We made it barely to the corner and the street (the little old alley that is) was filled with a dozen loud teenagers, all in full Halloween costumes (they even said Happy Halloween) who were clearly headed from one party to another.  They stopped and talked to Liesl.  She was quite shy, though.

Luciana has gotten into our Sega and Sonic All Stars Racing game on Steam and we did several races this morning.  We have figured out how we get points and how we can use them to get additional courses and stuff.  Both girls are enjoying that a lot.  We have so few local co-op games, finding a new one like this is a really big deal.

The costumes were far more like those from my childhood and nothing like what you would see in America these days.  The costumes were what I would call traditional and most had full face masks.

Dinner today was giant, chocolate filled croissants.  They are  a Greek thing.  They sell them absolutely everywhere.  Every grocery store, every gas station, ever stand.  It’s like the standard snack food.  They come filled with chocolate, hazlenut creme or even a strawberry cheese blend.  They are always individually packaged and unlike in places like Spain or France they are not normally made locally but are made up on the mainland and sealed.  A surprising thing to be so standard, and from so many vendors, in Greece.  But boy are they cheap and delicious.  You can get a normal one for a Euro and this enormous ones for about a Euro sixty.

 

Big Ass Croissant
Big Ass Croissant, as Dominica Calls Them

Dominica and I each had one of these and called it dinner.  The lady who runs the corner store told me that Greeks put them into the oven and warm them up before eating them.  So I heated them up tonight and they were even better than usual.

Dominica and I decided to spent the evening playing some video games.  The girls both decided that they wanted to just hang out on their own without us, so this worked out easily.  Liesl was watching videos and Luciana playing Minecraft most of the evening.

Dominica and I put in Bookwork Adventures, which is a cheesy but fun word puzzle game, the second in its series, and ended up playing for about four hours!  We managed to complete the entire first “book” of the game which is the one that takes place in classic Greece.  It made for a nice “evening.”  It made the time pass really quickly and without realizing it we were up until four thirty in the morning!!

While Dominica and I were playing games, maybe around midnight, I heard a lot of wind rumbling the house.  I ran and looked out back and for the first time in two weeks at least, we had a significant amount of rain.  Sadly, the windows in the car were down, so Liesl and I threw on shoes and coats and ran down to the centre of town to roll up the windows on the car.  It turned out to be pretty dry, but we were not.  We were quite wet by the time that we got back to the house.

On the way back up to the house, from my Facebook update… Liesl and I got caught out in the rain. It was a cool, light rain. We were down making sure that car windows were closed. On the way back in a dark, narrow allow between old stone houses, while looking at the dark ground…. we were both completely blinded like never before as a singular lightning strike hit so close that even with the reflected light making to the ground between the buildings and bounces back at us, both of us has full optical nerve saturation and saw nothing but white. It’s been ten minutes and my eyes are still sore. Dominica was in the house and could not believe how loud it was. We must have been within 100m of the strike. I’ve never in my life had lighting take my vision completely out like that.
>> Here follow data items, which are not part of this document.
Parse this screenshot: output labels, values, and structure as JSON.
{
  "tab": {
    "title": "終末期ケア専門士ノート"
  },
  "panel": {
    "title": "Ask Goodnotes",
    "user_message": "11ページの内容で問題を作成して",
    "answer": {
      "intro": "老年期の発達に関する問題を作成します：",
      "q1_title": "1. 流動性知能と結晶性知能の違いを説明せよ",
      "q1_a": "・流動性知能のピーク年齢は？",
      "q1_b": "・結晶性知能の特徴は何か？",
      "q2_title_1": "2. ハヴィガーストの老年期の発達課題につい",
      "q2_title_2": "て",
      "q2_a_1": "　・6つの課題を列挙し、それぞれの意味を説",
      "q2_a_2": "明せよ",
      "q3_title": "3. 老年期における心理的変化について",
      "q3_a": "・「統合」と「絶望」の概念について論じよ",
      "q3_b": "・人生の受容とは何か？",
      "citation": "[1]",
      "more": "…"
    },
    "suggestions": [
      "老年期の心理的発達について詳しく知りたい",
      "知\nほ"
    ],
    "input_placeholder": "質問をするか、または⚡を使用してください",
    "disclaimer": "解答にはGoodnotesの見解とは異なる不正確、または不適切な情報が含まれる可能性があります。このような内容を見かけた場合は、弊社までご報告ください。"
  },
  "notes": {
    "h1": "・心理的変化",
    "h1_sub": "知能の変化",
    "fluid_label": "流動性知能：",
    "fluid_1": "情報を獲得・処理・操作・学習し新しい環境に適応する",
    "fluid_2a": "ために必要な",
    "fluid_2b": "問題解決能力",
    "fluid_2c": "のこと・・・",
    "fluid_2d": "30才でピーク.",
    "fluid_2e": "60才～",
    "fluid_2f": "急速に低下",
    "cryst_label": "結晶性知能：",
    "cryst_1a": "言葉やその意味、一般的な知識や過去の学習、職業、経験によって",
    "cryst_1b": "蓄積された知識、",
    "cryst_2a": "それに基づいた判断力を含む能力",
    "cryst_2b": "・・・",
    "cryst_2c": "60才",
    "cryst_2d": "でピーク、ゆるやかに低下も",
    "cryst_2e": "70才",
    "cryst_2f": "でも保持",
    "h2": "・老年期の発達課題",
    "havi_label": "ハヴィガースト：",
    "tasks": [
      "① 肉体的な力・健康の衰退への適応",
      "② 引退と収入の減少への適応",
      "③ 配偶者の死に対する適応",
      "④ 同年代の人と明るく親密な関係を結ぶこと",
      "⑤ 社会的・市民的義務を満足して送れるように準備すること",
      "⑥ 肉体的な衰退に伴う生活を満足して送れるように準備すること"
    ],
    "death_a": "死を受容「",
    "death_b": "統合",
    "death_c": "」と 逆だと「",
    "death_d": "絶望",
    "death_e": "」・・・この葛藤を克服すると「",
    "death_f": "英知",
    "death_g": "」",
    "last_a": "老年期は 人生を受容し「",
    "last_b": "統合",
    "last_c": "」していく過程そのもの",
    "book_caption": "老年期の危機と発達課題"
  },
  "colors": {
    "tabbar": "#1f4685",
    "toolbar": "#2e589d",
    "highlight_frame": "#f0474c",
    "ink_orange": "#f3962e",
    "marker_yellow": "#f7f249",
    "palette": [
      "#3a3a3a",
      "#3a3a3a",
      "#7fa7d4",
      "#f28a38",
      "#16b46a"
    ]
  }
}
March 2, 2016: Supreme League of Patriots

Mostly a busy writing and posting day.  Wednesdays are always my busiest day, along with Tuesdays.  I tend to really be focused at my desk most of those two days.  We didn’t really do anything today.

We lost power a few times today.  Never for very long.  It is always a bit annoying but we have never lost power at a time when it was really a problem.
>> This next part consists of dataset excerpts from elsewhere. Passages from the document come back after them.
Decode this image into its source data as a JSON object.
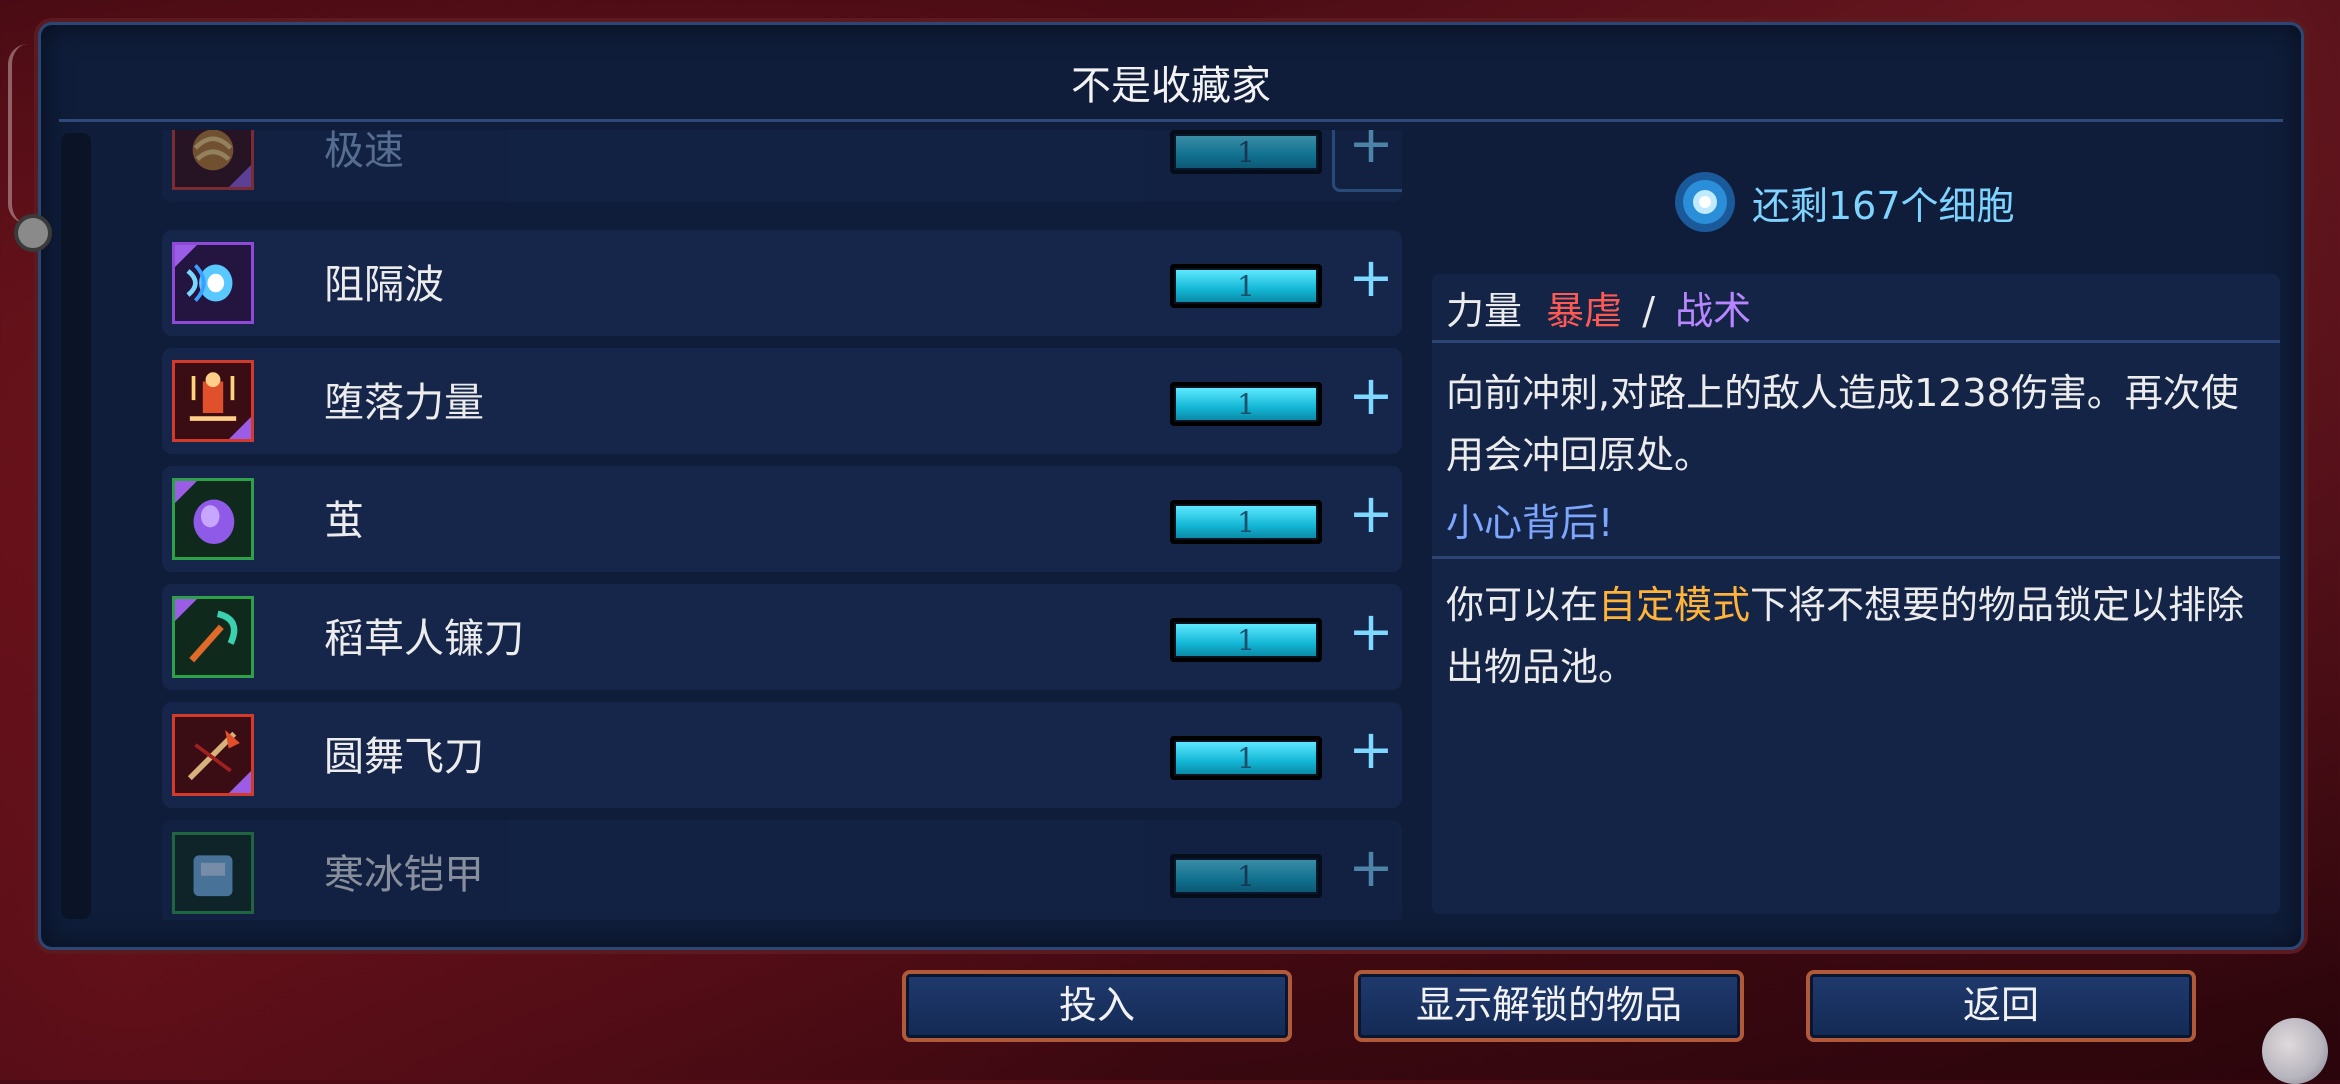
{
  "title": "不是收藏家",
  "cells": {
    "text": "还剩167个细胞"
  },
  "items": [
    {
      "name": "极速",
      "qty": "1",
      "border": "red",
      "dim": true
    },
    {
      "name": "阻隔波",
      "qty": "1",
      "border": "purple",
      "dim": false
    },
    {
      "name": "堕落力量",
      "qty": "1",
      "border": "red",
      "dim": false
    },
    {
      "name": "茧",
      "qty": "1",
      "border": "green",
      "dim": false
    },
    {
      "name": "稻草人镰刀",
      "qty": "1",
      "border": "green",
      "dim": false
    },
    {
      "name": "圆舞飞刀",
      "qty": "1",
      "border": "red",
      "dim": false
    },
    {
      "name": "寒冰铠甲",
      "qty": "1",
      "border": "green",
      "dim": true
    }
  ],
  "plus_label": "+",
  "detail": {
    "tag_power": "力量",
    "tag_brutality": "暴虐",
    "tag_separator": "/",
    "tag_tactics": "战术",
    "description": "向前冲刺,对路上的敌人造成1238伤害。再次使用会冲回原处。",
    "flavor": "小心背后!",
    "hint_before": "你可以在",
    "hint_highlight": "自定模式",
    "hint_after": "下将不想要的物品锁定以排除出物品池。"
  },
  "buttons": {
    "invest": "投入",
    "show_unlocked": "显示解锁的物品",
    "back": "返回"
  },
  "colors": {
    "brutality": "#ff5a52",
    "tactics": "#b887ff",
    "highlight": "#ffb33a",
    "cells": "#7fd3ff"
  }
}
After my check in call this evening, the girls and I played Supreme League of Patriots for a while on Steam.  That was our relaxation tonight.  It’s a fun comic style point and click adventure game.  It is good for the girls as the controls are pretty simple and there isn’t any way to get stuck or create a disaster.  So they enjoy taking control while we play.  The only problem is that it causes the game to move along incredibly slowly so I tend to start to fall asleep while we are playing.

I have figured out how to put a Steam walkthrough for a game into the background and use the Steam Controller to flip back and forth while we play.  It makes things work much better on the Steam gaming system.  This is especially important for us because we can’t use phones or tablets in the game room because the wifi cannot reach anywhere that we sit but the laptop sits on a table in the middle of the room with a line of sight through the doorway up to where the wireless access point is on my desk up in the loft.  So that works decently well.  I will have to get a picture of that setup so that we remember it when we are no longer living here.  It is an interesting one, for sure.  Who knows when we are going to get such a good gaming setup again.

March 1, 2016: A Rare Day Outside

Hard to believe that it is March already.  This winter seems like it never happened.  It really feels like we just got to Greece.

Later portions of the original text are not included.